Di cloni, plagi e vari modi di copiare
di Walter “Plautus” Nuccio
L’anno scorso mi trovavo, come di consueto, a Torino, all’incontro annuale di inventori di giochi, IDEAG. Leggendo l’elenco dei prototipi con relativa descrizione, mi accorsi con grande sorpresa che uno era praticamente identico al mio (almeno in apparenza): stessa tipologia di gioco (tempo reale), ambientazione e idea di base identici, stessa descrizione e perfino il titolo era praticamente uguale! Quando gli autori, due simpatici ragazzi, vennero a salutarmi, bastò una rapida prova ai nostri due giochi per appurare che erano, in realtà, notevolmente diversi. Ma cosa sarebbe successo se si fosse trattato di giochi già editi? Quante persone avrebbero gridato al plagio, magari prima ancora di averli provati?

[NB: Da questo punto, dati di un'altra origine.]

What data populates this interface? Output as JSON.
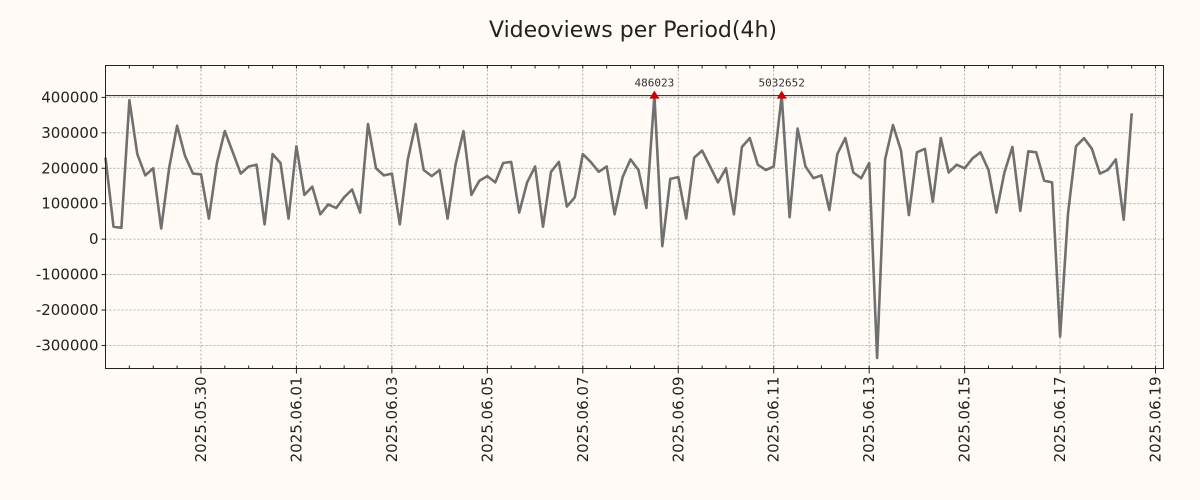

Naturalmente nel nostro piccolo grande mondo non mancano affatto i casi di veri e propri “cloni”. La tecnica è sempre quella: si prende un sistema di gioco che si sa essere ben funzionante, e che ha già dimostrato di godere di un buon riscontro di pubblico, e se proprio occorre si cambia qualcosa, generalmente l’ambientazione (vedi il clamoroso caso di Bang!), subito seguita da grafica e illustrazioni inedite, dato che queste sono le uniche cose davvero tutelabili da un punto di vista legale. Non ci sono dubbi che un’operazione di questo tipo sia poco etica e professionale. E’importante però fare una distinzione: copiare un gioco di sana pianta non ha nulla a che vedere con il riutilizzare singole meccaniche per comporre un mix del tutto nuovo.

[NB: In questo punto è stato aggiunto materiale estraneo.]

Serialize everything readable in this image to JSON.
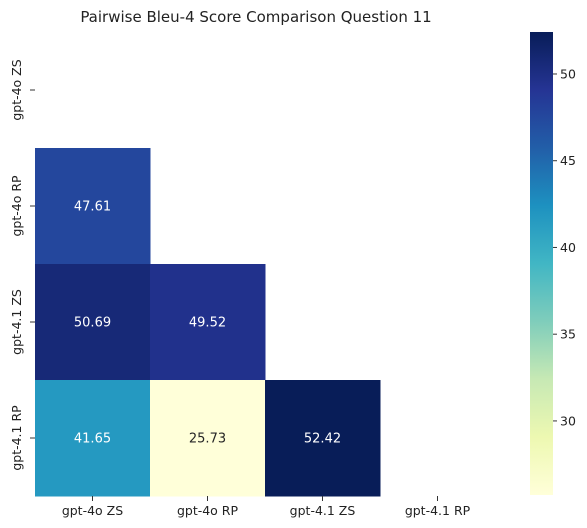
{
  "chart_data": {
    "type": "heatmap",
    "title": "Pairwise Bleu-4 Score Comparison Question 11",
    "xlabel": "",
    "ylabel": "",
    "x_categories": [
      "gpt-4o ZS",
      "gpt-4o RP",
      "gpt-4.1 ZS",
      "gpt-4.1 RP"
    ],
    "y_categories": [
      "gpt-4o ZS",
      "gpt-4o RP",
      "gpt-4.1 ZS",
      "gpt-4.1 RP"
    ],
    "values": [
      [
        null,
        null,
        null,
        null
      ],
      [
        47.61,
        null,
        null,
        null
      ],
      [
        50.69,
        49.52,
        null,
        null
      ],
      [
        41.65,
        25.73,
        52.42,
        null
      ]
    ],
    "labels": [
      [
        null,
        null,
        null,
        null
      ],
      [
        "47.61",
        null,
        null,
        null
      ],
      [
        "50.69",
        "49.52",
        null,
        null
      ],
      [
        "41.65",
        "25.73",
        "52.42",
        null
      ]
    ],
    "mask": "upper triangle incl. diagonal",
    "colormap": "YlGnBu",
    "vmin": 25.73,
    "vmax": 52.42,
    "colorbar_ticks": [
      30,
      35,
      40,
      45,
      50
    ],
    "colorbar_tick_labels": [
      "30",
      "35",
      "40",
      "45",
      "50"
    ],
    "grid": false,
    "annotation_color_light": "#ffffff",
    "annotation_color_dark": "#262626"
  }
}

I giocatori tendono ad essere piuttosto fantasiosi e spesso vedono somiglianze anche quando il paragone è un po’ azzardato. Splendor e Century sono due titoli che, pur condividendo una stessa struttura di base (una mossa ciascuno ad ogni turno, con una corsa a raggiungere un punteggio prefissato), pongono il giocatore di fronte a scelte molto differenti. Comunque non è affatto raro che due giochi condividano realmente una delle meccaniche principali. Il piazzamento lavoratori è stato riciclato in tutte le salse: dopo Caylus sono seguiti I Pilastri della Terra e Stone Age, per citarne giusto un paio, anche se i titoli seguenti hanno provato ad introdurre una differenza, un “twist”, come si dice nel gergo del game design. E a volte non c’è bisogno neppure di quello, perché una mescolanza di meccaniche note può già essere sufficiente a creare un risultato complessivo di per sé inedito. Il caso più recente è quello di Clans of Caledonia, che per esplicita ammissione dell’autore è ottenuto dalla composizione di meccaniche prese dai suoi giochi preferiti, che sono state tuttavia rivedute e corrette, ovvero riadattate secondo i gusti dell’autore. Tra gli esperti ci sono pareri discordanti su quanto sia effettivamente innovativo il gioco che ne è venuto fuori, ma certo è che non si può parlare affatto di plagio in questo caso.
É chiaro, quindi, che un’eventuale somiglianza tra due giochi non va cercata nel tema, e a volte nemmeno nelle meccaniche, bensì nelle dinamiche che sorgono durante la partita: il tipo di considerazioni che il giocatore deve fare per scegliere la sua mossa, la natura delle strategie perseguibili, i dilemmi e le sfide che gli si presentano. Il semplice atto di prendere una pedina-lavoratore e usarla per selezionare un’azione su un tabellone può dar luogo a una moltitudine di giochi diversi. E per lo stesso motivo un gioco in cui l’azione è associata ad una tessera personaggio e in cui si imbarcano merci per fare punti non è necessariamente una replica di Puerto Rico (chi ha detto Vanuatu?).
Morale della favola: se per caso vi imbattete in un gioco molto simile a uno dei vostri, prima di concludere che si tratta di un plagio leggete attentamente il regolamento e magari giocate una partita. Se si tratta palesemente di una copia, potrete regolarvi di conseguenza, ma se invece l’esperienza di gioco dovesse essere diversa, vi sarete risparmiati un’inutile arrabbiatura (e magari anche una brutta figura).